Thursday, August 11, 2011

Would you join me for a walk, comments and critique welcome. Thanks?

Aha, the Wes Coast; did you go to Lulworth Cove or see the dinosaur footprints? I'm right there with you on that walk. As I've come to expect, the meter of the poem is near flawless iambic octameter, like the "Major General's Song" from the G&S "Pirates of Penzance." The diction is generally strong and appropriate to the poem's tone and intentions, and as they say it "paints a picture." That being said, I must fairly raise a couple of points. The final line, where you move from experience to memory, seemed to me to be a falling off in tone, and beauty, from the rest of the poem, but in all fairness you had set the bar quite high for yourself, and I'm not sure how to rectify that without also meddling with your intentions. The second thing is not so much something you did as something you didn't. I have publicly harangued you on occasion for your love of the quatrains of iambic tetrameter where the 2nd and 4th lines are rhymed; I felt a bit of guilt while doing it, but not enough to avoid bringing the issue up again.

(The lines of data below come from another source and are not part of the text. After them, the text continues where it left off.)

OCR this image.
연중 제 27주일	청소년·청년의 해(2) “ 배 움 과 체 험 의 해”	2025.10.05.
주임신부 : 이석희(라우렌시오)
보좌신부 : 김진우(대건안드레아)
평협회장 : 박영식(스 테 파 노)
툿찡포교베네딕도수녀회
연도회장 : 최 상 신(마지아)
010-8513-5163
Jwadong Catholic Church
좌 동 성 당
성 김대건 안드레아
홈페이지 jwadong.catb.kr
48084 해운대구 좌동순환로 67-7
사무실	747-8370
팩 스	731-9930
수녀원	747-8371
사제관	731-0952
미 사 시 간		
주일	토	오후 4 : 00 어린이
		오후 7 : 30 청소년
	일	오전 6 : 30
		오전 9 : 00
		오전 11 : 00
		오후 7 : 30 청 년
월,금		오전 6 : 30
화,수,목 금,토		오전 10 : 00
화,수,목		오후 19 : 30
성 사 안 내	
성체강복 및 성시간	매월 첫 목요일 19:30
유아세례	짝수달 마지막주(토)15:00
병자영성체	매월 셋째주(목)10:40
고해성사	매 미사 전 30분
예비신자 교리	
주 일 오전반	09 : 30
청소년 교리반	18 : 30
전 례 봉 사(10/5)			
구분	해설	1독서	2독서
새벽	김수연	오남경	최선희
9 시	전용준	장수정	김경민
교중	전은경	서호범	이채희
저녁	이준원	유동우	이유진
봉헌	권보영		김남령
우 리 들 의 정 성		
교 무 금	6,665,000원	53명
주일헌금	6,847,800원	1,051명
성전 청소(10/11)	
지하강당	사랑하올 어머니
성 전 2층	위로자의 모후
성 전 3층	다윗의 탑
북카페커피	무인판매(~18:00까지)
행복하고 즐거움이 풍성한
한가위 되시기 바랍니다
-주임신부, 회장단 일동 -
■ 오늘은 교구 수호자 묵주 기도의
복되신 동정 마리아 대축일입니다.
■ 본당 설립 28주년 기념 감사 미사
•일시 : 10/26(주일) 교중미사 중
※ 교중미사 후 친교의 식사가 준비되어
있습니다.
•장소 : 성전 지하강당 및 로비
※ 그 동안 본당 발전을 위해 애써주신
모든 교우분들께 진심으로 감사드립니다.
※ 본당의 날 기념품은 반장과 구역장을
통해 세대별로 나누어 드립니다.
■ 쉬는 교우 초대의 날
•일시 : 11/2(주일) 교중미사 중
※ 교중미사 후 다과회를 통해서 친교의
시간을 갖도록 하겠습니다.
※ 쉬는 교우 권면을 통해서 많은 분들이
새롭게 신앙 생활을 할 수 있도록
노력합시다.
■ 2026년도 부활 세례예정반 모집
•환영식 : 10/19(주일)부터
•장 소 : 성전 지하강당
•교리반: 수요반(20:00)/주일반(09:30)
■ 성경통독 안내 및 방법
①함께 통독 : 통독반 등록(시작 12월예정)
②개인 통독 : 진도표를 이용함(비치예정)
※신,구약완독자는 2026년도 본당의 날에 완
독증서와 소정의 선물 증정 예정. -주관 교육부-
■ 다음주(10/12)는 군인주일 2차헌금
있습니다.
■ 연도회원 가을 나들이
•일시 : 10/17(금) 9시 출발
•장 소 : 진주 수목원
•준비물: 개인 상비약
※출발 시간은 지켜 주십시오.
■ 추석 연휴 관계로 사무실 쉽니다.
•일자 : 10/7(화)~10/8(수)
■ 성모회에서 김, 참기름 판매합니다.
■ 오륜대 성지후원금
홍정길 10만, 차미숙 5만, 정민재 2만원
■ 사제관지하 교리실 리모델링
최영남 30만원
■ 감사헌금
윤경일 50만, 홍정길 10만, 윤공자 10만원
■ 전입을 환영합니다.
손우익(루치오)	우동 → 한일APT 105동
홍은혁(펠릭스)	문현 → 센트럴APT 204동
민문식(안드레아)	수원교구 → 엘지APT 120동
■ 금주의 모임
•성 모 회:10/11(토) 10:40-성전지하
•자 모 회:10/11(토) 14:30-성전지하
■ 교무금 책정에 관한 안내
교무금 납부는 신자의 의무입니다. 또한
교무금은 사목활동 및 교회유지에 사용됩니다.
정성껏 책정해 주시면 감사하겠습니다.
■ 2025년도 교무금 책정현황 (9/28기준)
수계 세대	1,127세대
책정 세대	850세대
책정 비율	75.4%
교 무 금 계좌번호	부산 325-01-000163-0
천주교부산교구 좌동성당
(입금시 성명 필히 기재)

Read your lines and they are each composed of two equisyllabic moieties in iambic tetrameter, and the end rhyme on the 2nd and 4th lines of the 'old-fangled' quatrain now becomes rhyming couplets of iambic octameter. In essence, the poem is still in the quatrain style you used so long. Consider that not so much as a critique as an invitation to continue to stretch your poetry in other directions and to extend a record of excellence. I intend no harm or offense, but instead what I would consider constructive criticism. If that seems a bit niggling, you've really given me very little with which to find fault.